Field and Stream magazine contained a story of three bucks who were found entangled and drowned. Sad, interesting, perhaps even poetic (so the article says). But, does this scene justify this speculation? “It’s kind of neat to see evolution right there in front of you,” says Tonkovich. “This is Darwin stuff, what we learned in biology 101-those that are strongest and smartest will do the breeding. In today’s deer management world, our interest is in population dynamics or growing big bucks and age structures and so forth, but this takes you back to the basics of deer behavior and, even more simply, evolution and Darwin’s theory of natural selection.”
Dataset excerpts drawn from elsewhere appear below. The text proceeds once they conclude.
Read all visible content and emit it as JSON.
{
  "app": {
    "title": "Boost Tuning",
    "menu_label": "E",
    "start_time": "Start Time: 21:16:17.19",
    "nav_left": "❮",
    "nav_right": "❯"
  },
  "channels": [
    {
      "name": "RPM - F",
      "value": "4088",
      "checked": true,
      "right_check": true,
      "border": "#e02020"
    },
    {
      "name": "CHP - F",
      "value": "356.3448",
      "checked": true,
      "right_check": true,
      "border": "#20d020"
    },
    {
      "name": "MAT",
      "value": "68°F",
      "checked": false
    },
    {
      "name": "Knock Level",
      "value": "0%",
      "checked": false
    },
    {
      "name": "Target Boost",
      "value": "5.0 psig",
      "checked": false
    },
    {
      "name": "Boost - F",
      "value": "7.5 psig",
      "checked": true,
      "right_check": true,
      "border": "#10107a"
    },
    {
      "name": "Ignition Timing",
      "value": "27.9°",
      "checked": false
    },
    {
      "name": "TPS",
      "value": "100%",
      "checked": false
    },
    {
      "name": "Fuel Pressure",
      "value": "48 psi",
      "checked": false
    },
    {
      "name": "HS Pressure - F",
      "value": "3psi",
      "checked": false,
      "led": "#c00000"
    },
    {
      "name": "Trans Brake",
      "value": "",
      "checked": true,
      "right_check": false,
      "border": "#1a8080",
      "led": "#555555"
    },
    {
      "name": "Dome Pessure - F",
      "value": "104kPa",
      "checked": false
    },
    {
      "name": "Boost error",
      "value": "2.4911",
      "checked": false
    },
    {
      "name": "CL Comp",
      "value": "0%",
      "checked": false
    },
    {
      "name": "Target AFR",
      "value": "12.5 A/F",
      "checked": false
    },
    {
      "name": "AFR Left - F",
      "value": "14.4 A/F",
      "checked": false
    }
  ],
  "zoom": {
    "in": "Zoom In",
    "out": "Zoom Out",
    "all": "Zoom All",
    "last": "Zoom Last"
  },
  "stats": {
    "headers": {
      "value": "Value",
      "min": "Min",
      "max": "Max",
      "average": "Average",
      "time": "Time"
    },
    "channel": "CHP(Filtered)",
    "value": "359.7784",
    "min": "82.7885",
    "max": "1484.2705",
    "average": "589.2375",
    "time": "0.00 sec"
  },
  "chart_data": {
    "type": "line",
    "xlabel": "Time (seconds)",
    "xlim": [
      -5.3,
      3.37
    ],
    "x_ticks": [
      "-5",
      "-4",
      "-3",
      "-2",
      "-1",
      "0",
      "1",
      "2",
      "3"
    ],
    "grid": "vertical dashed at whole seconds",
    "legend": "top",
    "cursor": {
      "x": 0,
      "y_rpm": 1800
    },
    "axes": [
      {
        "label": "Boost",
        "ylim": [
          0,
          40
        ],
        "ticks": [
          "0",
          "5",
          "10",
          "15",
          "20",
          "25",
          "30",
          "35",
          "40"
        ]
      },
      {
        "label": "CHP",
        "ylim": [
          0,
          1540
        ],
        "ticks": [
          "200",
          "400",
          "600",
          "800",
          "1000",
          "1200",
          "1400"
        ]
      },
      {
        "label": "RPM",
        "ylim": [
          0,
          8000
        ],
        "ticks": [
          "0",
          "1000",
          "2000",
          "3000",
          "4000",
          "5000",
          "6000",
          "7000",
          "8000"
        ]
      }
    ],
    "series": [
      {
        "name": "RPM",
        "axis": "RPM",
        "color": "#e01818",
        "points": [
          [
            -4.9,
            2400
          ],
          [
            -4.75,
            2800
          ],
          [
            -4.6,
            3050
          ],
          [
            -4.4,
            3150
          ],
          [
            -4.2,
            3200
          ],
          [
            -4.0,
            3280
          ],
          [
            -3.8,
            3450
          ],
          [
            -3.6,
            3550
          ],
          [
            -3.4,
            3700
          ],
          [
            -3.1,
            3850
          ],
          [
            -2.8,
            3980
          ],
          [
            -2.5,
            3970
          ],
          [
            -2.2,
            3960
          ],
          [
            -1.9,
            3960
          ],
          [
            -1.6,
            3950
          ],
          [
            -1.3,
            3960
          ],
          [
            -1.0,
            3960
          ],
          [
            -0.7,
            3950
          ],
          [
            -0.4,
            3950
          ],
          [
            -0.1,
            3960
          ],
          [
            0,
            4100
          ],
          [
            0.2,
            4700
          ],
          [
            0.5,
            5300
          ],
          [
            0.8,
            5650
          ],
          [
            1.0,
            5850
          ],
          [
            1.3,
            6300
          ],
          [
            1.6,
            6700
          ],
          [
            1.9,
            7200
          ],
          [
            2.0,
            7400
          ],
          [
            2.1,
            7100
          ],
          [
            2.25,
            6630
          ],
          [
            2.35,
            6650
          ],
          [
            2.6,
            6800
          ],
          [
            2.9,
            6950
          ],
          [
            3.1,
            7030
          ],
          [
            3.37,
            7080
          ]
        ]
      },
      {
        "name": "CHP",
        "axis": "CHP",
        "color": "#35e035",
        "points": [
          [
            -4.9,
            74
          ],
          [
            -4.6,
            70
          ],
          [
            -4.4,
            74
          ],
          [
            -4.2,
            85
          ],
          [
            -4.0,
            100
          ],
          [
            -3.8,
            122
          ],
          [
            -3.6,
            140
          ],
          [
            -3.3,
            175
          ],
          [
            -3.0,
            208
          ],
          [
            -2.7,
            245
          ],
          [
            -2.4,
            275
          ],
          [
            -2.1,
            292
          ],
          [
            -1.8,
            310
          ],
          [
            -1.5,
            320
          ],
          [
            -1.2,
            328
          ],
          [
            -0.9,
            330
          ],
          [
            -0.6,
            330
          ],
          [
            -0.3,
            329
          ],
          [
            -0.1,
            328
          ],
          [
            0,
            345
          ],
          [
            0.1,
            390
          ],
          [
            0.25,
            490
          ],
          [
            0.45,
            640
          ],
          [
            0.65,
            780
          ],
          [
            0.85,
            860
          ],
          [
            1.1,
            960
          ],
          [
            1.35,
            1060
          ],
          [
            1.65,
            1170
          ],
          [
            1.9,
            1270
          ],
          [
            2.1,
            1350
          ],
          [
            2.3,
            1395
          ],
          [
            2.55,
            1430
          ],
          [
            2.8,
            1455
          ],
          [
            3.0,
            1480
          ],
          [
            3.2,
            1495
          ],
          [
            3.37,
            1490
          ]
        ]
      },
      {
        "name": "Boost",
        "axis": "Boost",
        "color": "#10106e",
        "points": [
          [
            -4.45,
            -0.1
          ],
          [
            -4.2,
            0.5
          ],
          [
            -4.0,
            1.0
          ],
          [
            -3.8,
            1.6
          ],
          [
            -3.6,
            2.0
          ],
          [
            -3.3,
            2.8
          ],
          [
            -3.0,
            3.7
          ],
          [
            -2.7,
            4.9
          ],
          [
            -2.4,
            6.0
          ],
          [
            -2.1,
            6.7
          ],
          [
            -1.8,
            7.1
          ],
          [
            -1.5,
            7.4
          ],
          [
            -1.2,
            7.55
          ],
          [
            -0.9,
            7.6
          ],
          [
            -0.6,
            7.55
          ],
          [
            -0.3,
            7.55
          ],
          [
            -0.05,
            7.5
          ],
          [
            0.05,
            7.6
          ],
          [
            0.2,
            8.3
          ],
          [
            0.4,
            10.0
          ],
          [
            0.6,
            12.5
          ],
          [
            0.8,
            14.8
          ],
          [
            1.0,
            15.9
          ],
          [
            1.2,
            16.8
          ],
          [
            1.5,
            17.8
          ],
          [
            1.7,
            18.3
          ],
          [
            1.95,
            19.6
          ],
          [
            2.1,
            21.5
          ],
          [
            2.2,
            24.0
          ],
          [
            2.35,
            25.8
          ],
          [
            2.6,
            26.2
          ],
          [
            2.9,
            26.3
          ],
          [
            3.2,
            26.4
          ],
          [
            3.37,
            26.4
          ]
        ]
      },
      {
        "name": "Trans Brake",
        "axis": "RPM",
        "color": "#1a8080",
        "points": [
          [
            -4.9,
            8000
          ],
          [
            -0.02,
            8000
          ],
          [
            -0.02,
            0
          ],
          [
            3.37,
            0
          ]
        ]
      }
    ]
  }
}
In response to this assertion, a friend of AITSE, Laszlo Bencze, jokingly said, “I believe that deer are poised on the edge of an evolutionary precipice. The tripartate antler linking behavior is clearly the result of an evolutionary adaptation towards antler loss. As this behavior spreads throughout the population, antlered dear will steadily diminish in numbers until only non antlered deer remain. Non antlered deer are obviously better adapted to swimming behavior and will spend more time in lakes and pools which will in turn impel the acquisition of further aquatic traits. The net result of this evolutionary process may well be the development of some sort of fresh water seal.”
Only time will tell if Laszlo’s prediction is accurate.